Tuesday, November 15, 2005

a queen is never late...

everyone else is simply early.

how much do i love that quote? and, how much do i adore julie andrews? i mean, my nanny (my mom's mom), died when i was 2, but i do remember her well. i remember her both through my own tiny memories as well as through the memories of my mom. my nanny was british, she met and married an american g.i. (my grandfather) and moved to the states, but she never lost the very essence of her british-ness.

any time i see julie andrews, i am reminded of my nanny, something in ms. andrews' beauty and elegance brings memories of my nanny to me. it's slightly odd, since i have never met the woman, but, in some ways, i feel as though i am watching my nanny whenever i see julie andrews.

ok, enough of that tangent.

my best friend from college said "i do" this weekend. it was absolutely amazing! she looked incredible and the ceremony, as was the reception, was beautiful. i had the best time ever meeting some of the coolest people "...ever on the planet to ever exist in all ever-ness"! (that was for you, pirate girl!)

to all my new j-ville, and kentucky peeps, hollah!!! oh, and that one boy down in the atl, too! hahaha =D

anywho, i initially wanted to blog all about the great lessons i learned this weekend about love and marriage and family and friendship but i can't seem to conjure up those emotions and thoughts right now. someone said some very hurtful words to me last night and i am still trying to recover from that. i prayed that the Lord would not allow me to return those hurtful words but would allow me to remain positive. i also prayed that He would give me the strength for this because i know that i do not have this strength, at all. and lastly, i prayed that i would not allow these words to speak death into me, but that i would be able to see them for what they are and know that God has chosen to speak life and encouragement into me, not death and discouragement.

it's crazy how this happens. i go away and have some of the most amazing times in my life, and, the enemy of our hearts, the father of lies, the king of death and destruction, is immediately ready to attack, and just like with Jesus and Peter, he always uses those i am closest to.

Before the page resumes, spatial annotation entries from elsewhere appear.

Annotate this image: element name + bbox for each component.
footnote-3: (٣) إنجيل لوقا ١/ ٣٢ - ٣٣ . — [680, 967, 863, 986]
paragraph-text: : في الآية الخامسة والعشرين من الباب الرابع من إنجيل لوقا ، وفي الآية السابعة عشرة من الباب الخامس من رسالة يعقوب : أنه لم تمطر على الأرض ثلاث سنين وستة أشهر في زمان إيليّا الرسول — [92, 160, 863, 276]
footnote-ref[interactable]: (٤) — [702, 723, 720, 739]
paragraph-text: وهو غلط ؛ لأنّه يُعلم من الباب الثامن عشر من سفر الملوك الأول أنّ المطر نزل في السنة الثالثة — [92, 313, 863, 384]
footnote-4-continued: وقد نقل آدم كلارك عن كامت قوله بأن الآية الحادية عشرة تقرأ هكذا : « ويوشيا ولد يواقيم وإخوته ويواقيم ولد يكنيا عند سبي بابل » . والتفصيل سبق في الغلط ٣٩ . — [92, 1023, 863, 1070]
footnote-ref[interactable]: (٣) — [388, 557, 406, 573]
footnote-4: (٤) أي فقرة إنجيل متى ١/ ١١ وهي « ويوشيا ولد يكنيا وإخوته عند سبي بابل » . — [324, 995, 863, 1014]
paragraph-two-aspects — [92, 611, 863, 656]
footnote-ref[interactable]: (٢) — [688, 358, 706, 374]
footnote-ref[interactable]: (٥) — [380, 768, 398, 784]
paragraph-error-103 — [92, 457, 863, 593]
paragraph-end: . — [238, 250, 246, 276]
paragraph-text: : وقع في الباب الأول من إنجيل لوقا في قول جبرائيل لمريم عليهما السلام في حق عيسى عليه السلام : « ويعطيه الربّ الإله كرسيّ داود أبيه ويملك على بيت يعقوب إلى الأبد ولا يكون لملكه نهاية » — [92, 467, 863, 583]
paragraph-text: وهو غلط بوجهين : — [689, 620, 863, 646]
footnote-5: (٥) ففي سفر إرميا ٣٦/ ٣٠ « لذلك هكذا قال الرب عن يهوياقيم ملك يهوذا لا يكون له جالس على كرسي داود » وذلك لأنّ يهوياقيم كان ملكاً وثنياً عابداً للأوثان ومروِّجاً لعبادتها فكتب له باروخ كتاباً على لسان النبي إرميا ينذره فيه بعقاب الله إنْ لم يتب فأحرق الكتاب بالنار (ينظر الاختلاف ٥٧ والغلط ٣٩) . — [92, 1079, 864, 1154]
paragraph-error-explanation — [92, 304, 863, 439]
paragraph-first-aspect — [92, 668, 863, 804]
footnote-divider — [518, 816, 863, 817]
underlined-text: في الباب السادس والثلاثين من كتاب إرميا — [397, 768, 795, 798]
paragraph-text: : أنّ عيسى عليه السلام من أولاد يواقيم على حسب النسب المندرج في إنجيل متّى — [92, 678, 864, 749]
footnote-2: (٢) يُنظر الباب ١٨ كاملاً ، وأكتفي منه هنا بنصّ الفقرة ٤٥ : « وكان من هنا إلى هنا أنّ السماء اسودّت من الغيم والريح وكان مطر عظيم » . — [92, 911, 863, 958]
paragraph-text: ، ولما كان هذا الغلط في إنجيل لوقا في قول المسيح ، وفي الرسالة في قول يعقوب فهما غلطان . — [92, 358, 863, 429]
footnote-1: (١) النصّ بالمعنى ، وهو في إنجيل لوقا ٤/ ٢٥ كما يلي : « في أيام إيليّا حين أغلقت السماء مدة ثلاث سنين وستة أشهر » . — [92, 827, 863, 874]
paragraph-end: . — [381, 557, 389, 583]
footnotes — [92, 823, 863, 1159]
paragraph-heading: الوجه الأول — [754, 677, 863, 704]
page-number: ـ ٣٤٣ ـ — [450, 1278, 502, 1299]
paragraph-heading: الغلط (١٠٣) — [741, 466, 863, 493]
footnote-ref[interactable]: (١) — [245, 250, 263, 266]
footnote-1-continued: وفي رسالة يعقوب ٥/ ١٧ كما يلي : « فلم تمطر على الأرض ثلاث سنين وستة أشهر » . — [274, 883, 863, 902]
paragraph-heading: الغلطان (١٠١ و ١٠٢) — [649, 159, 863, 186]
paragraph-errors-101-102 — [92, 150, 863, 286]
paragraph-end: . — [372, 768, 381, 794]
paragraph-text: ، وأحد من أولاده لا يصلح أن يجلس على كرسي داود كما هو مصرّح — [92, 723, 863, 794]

well, hopefully i will be able to share the lessons i learned this past weekend in the near future. in the meantime, if you could pray protection over my heart/soul, my spirit and my mind, i would be grateful.

i do not desire to return to where i was before the weekend, i desire to always be moving forward. thanks for your love and prayers! you have no idea just how much they really mean to me!

Thursday, November 03, 2005

like sands through the hourglass...

these are the days of our lives...

as i started reading a few other blog pages, i started to realize that i've become irrelevant and boring. i mean, really, does anyone want to know this much about my essentially non-existent love-life? i should think not. of course, i blog for me, and not for others. but, ahhh, i don't know.

there are so many important things going on in my life (non-dating related), as well as the world at large, and all i seem to find time to write about is frivolous things.

oh well, if i so choose to bore people with the innane details of my life, so be it.

i could write about the fact that the powers that be have decided to close my office location and everyone is either being laid-off or they are relocating to georgia.

i could write about how i haven't a clue of what i want to do once i am let go, considering everything from teaching dance full-time, to joing the fire department, to continuing in human resources, to God knowswhat.

i could write about the youth group at my church and how amazing things are happening in our youth.

i could write about the many ups and downs of being a creative with a strong spiritual connection to God and trying to marry the two, while maintaining my sanity.

i could write about hurricane katrina and the ongoing saga there.

i could write about the indictment of lewis libby. and the fact that rove wasn't indicted (although i'm sure with all the media coverage, if you asked the average person on the street if rove was indicted, they'd probably ignorantly reply with a resounding, yes.)

i could write about supreme court justice nominee, judge alito.

i could write about the absurdity of the senate closing it's doors to the public.

i could write about how plame's own husband used and abused her cia connections and "outed" her more than any reporter or government official could be accused of doing.

i could even write about all the songs and poems and essays that i have been writing, off-line, and what they mean to me and why i wrote them.

but, will i write of these things? who knows? maybe i will...maybe i won't.